Last couple of weeks there has been a lot of buzz around the new mortgage rules that will be taking effect today. With a stagnant economy where every dollar counts, some buyers could find themselves with less borrowing power due to these new mortgage rules. So what exactly was announced?
The changes are an attempt to cool off what is believed to be an overheated Canadian real estate market, in particular Toronto and Vancouver. It is also an attempt to ensure that Canadians are not taking on commitments that they’re unable to sustain when the Canadian economy improves and interest rates potentially rise.
Here is a breakdown of the several important changes in the mortgage rules:
- Changes on Foreign Ownership: There have been many non-Canadian residents who are purchasing homes and benefitting from not paying capital gains tax. For the new rule, an individual who was not a resident in Canada in the year they purchased the home, they will not be able to claim the exemption for that year.
- Stress Testing Affordability: To ensure homeowners are able to maintain their mortgage payments, lenders will now need to qualify their clients at the Bank of Canada’s posted rate. This means applicants will be able to qualify for less than they did prior to the rule changes. For example, if a couple who could qualify for a mortgage of $600,000 with a 2.29% interest rate today, with the new rules they would only qualify for around $463,000. At the posted rate of 4.69%. The rates are still very low and have not risen, the posted rate is only used during the “stress-test”
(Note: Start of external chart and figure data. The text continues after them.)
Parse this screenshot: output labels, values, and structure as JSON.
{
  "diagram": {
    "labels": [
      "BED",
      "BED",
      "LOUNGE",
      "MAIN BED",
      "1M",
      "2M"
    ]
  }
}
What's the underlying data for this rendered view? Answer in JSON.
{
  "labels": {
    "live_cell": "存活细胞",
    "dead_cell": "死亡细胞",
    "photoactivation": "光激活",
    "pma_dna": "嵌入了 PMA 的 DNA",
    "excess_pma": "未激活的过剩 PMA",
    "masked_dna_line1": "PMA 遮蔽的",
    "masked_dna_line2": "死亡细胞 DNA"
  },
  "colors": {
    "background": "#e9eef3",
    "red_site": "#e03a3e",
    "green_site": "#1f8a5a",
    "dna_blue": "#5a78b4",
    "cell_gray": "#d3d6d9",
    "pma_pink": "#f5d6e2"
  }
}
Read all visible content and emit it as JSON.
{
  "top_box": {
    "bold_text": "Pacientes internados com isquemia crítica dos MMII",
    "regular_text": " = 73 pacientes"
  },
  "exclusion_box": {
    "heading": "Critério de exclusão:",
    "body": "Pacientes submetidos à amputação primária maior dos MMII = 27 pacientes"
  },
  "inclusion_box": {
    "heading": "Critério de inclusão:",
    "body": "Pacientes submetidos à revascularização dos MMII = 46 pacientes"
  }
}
- Tighter Mortgage Insurance Rules: Most people are aware that if they have less than 20% as a down payment they will be required to pay for mortgage protection insurance from CMHC or Genworth. What many don’t know is that even if they do put 20% down most lenders will still get insurance on the mortgage but will cover the costs themselves. By insuring these mortgages, the lenders are able to keep their lending rates low. These new rules have several restrictions on Monline lenders (not banks) which include: Maximum amortization length of 25 years; Maximum property purchase price of $1,000,000; Minimum credit score of 600; and Property must be owner occupied. Please note that this new rule does not affect people who are putting 20% down and it also does not mean that you have to put 20% in today’s market.
These are the several changes that will be taking place today and the true effect it will have on the housing market will need to be seen.
Presently the new rules would have the biggest impact on first time home buyers. There is no question that some young Canadians that were considering or ready to buy a home, may now have to wait until they make a higher income or have a stronger down payment. That being said, first time home buyers are a predominant group in our real estate market so I would expect an adjustment period at first.